Now, Hessenbruch was discussing his perceived need to enlist scientists in the construction of a history of materials science, via a website (now abandoned, but still accessible), and the attendant need to escape the notion that this was somehow a dangerous idea.
It is an idea I now openly embrace. What I want to do, for my own research purposes, is redefine the worth of historiography not in terms of its ability to evade certain kinds of error, but in terms of its ability to aid me in learning about the past. In my work on 20th-century science, I have found myself increasingly enjoying memoirs and official histories because they tend to be so much more informative than historians’ literature, whatever the idiosyncracies inherent to these kinds of works. Even if there are a lot of simply bad histories out there, many are OK, and all can lead someplace new. Because it has become evident to me that the professional literature is not much less idiosyncratic in its reliability and informative capacity, the time seems ripe to throw the doors open and to embrace a ‘broad’ vision of what constitutes the historiography.
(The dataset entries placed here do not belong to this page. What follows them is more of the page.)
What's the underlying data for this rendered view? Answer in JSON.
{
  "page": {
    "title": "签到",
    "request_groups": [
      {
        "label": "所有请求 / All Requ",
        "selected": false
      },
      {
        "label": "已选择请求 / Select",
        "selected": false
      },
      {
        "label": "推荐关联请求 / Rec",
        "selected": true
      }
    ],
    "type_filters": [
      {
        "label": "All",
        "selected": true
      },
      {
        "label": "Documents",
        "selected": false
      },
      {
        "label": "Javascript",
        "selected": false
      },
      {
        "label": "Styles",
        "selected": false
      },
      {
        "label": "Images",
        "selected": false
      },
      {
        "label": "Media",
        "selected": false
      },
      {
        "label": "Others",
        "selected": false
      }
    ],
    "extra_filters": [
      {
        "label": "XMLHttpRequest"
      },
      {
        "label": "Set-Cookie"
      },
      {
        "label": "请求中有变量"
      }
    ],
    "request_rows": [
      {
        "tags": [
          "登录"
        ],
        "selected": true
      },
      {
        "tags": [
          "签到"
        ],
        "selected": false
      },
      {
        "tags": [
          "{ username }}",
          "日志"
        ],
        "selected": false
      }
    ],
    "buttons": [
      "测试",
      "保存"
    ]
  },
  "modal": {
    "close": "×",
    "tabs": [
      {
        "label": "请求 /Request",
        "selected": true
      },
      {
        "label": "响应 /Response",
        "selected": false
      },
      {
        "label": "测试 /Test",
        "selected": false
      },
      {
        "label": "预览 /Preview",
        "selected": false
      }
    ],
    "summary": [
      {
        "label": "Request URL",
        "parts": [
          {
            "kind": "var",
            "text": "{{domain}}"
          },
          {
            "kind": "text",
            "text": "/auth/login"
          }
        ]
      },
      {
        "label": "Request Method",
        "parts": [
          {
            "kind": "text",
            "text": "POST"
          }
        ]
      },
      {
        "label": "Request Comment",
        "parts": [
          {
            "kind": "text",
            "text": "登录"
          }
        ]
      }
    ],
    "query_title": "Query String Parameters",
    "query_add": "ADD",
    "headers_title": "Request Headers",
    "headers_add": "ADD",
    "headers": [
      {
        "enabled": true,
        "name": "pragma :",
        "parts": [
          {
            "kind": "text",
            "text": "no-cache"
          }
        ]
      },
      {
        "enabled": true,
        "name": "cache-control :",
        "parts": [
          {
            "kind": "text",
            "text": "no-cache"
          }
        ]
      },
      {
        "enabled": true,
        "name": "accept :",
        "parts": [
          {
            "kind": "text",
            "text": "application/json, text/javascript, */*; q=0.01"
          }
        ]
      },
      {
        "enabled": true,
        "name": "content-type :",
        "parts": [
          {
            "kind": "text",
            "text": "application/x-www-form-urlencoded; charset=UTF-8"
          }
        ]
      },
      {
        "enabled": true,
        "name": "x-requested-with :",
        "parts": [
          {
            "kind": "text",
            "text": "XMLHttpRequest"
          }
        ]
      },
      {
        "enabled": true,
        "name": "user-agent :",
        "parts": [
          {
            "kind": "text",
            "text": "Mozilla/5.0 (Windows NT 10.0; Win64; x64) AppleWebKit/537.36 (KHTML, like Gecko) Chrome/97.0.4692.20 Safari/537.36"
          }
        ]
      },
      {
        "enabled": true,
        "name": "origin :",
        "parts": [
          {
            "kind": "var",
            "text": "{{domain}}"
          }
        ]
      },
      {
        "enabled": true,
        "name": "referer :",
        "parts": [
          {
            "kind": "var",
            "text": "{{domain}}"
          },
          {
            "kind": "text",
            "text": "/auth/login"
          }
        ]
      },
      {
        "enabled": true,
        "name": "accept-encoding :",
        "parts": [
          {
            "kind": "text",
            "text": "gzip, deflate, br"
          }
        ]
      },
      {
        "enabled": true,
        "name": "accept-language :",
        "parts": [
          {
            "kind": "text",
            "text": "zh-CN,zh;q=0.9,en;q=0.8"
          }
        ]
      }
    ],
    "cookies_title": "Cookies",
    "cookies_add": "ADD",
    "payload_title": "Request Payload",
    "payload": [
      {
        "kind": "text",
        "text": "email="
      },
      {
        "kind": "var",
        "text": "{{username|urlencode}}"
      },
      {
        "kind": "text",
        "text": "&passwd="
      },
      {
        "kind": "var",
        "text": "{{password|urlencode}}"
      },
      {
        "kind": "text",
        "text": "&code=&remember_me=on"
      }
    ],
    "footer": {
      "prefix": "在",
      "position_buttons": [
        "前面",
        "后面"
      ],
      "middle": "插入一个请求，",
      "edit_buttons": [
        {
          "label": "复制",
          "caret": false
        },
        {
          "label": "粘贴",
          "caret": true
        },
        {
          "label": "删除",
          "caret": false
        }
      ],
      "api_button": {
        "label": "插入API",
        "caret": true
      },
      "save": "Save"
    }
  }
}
As Hessenbruch saw, perhaps several years prematurely, the present is an exciting time to reopen the question of the breadth and mechanics of useful historiography, mainly because the internet makes the accessibility of past works and evidence much easier than in the past. The ability to handle diverse resources and arguments should be augmented, though we will need to design new scholarly technologies to do so.
Importantly, I think that embracing the ‘broad’ vision will not be well-served by simply adhering to an ‘anything goes’ attitude. The ‘broad’ historiography must be accompanied by a ‘narrow’ one. However, the priorities of the narrow historiography will be quite different from the current professional historiography. In particular, its task will not be to define itself against the broad historiography: it will not police or filter its content, or diagnose and correct its errors. The narrow historiography will not preoccupy itself with the failures of uninformed and instrumental histories, it will abandon its preoccupation with the ‘invisible’, and will instead seek to make available, summarize, and collate what documentation exists, extend that documentation wherever possible, and, at the highest level, ask a large number of focused questions relating to specific portions of the historical record.
This notion is not a hegemonic idea of what historiography must or should be. It is an unoriginal (but not nostalgic) program, distinguished, but not separate from, the prevailing program. It is meant to have an appeal, and, on the basis of its appeal, to compete with the status quo. Future posts will discuss what factors might add to this appeal.